Let’s call it a Bayou Classic: In the just-released video for Beyoncé’s highly anticipated new single “Formation,” the pop star pays homage to her Creole roots in a spectacular visual feast that stands as one of her most politically progressive and fashion-forward statements yet. Tracing the roots of the Louisiana cultural nerve center from the post-abolition era to present day, Bey catalogs the evolution of the city’s vibrant style and its tumultuous history all at once. Atop a New Orleans police car in a red-and-white Gucci high-collar dress and combat boots, she sits among the ruins of Hurricane Katrina, immediately implanting herself in the biggest national debate on police brutality and race relations in modern day.
Taking to task the continual cultural debate surrounding her own racial and cultural identity head-on, she wears a red maroon puff-shouldered bodysuit as a turn-of-the-century “redbone” and sings a self-affirming message of black beauty: “I like my Negro nose and Jackson 5 nostrils.” Standing in front of a dilapidated mansion, she sneers at and flicks off naysayers from under the brim of a large black chapeau; her waist is whittled down to nothing amid the layers of a floor-length corseted ball gown, while a posse of unnamed men in black stand in solidarity beside her. Even her adorable mini-me, Blue Ivy, declares her self-actualization, rocking a white pinafore and a gravity-defying Afro.
And should you think that feminism is no longer at the forefront of her mind, then consider the anthem of togetherness, “Let’s get in formation,” and the artillery of black female dancers dressed in head-to-toe Gucci monogrammed looks.

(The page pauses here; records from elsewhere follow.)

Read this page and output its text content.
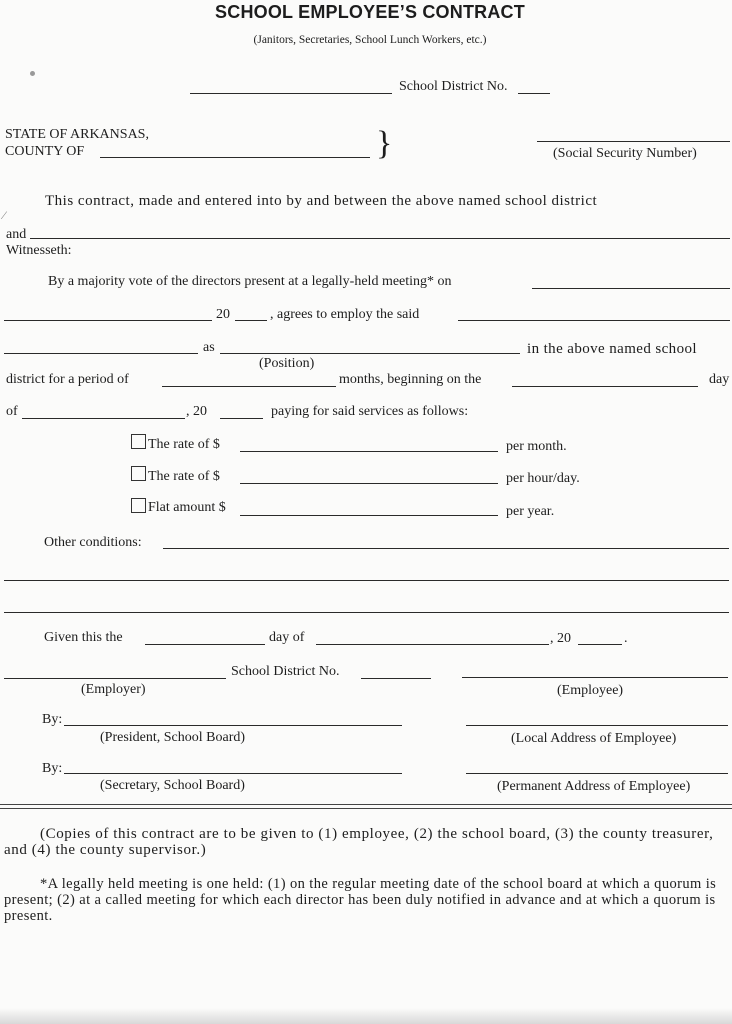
SCHOOL EMPLOYEE’S CONTRACT
(Janitors, Secretaries, School Lunch Workers, etc.)
School District No.
STATE OF ARKANSAS,
COUNTY OF	}	(Social Security Number)
This contract, made and entered into by and between the above named school district
⁄
and
Witnesseth:
By a majority vote of the directors present at a legally-held meeting* on
20	, agrees to employ the said
as	in the above named school
(Position)
district for a period of	months, beginning on the	day
of	, 20	paying for said services as follows:
The rate of $	per month.
The rate of $	per hour/day.
Flat amount $	per year.
Other conditions:
Given this the	day of	, 20	.
School District No.
(Employer)	(Employee)
By:
(President, School Board)	(Local Address of Employee)
By:
(Secretary, School Board)	(Permanent Address of Employee)
(Copies of this contract are to be given to (1) employee, (2) the school board, (3) the county treasurer, and (4) the county supervisor.)
*A legally held meeting is one held: (1) on the regular meeting date of the school board at which a quorum is present; (2) at a called meeting for which each director has been duly notified in advance and at which a quorum is present.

Popping into a pair of metallic booty shorts and acid-wash denim to hit the parking lot of a local swap meet with her militia, Bey lets her blonde Afro down. Swinging in the wind, she screams, “I slayyyyyyy!”—and hot damn, doesn’t she, though? And while we’ve certainly seen Bey kill it on several occasions, rarely do we hear from the press-shy star with such raw intensity. In “Formation,” she offers a newfound and triumphant anthem for the black American experience with unprecedented form and fashion.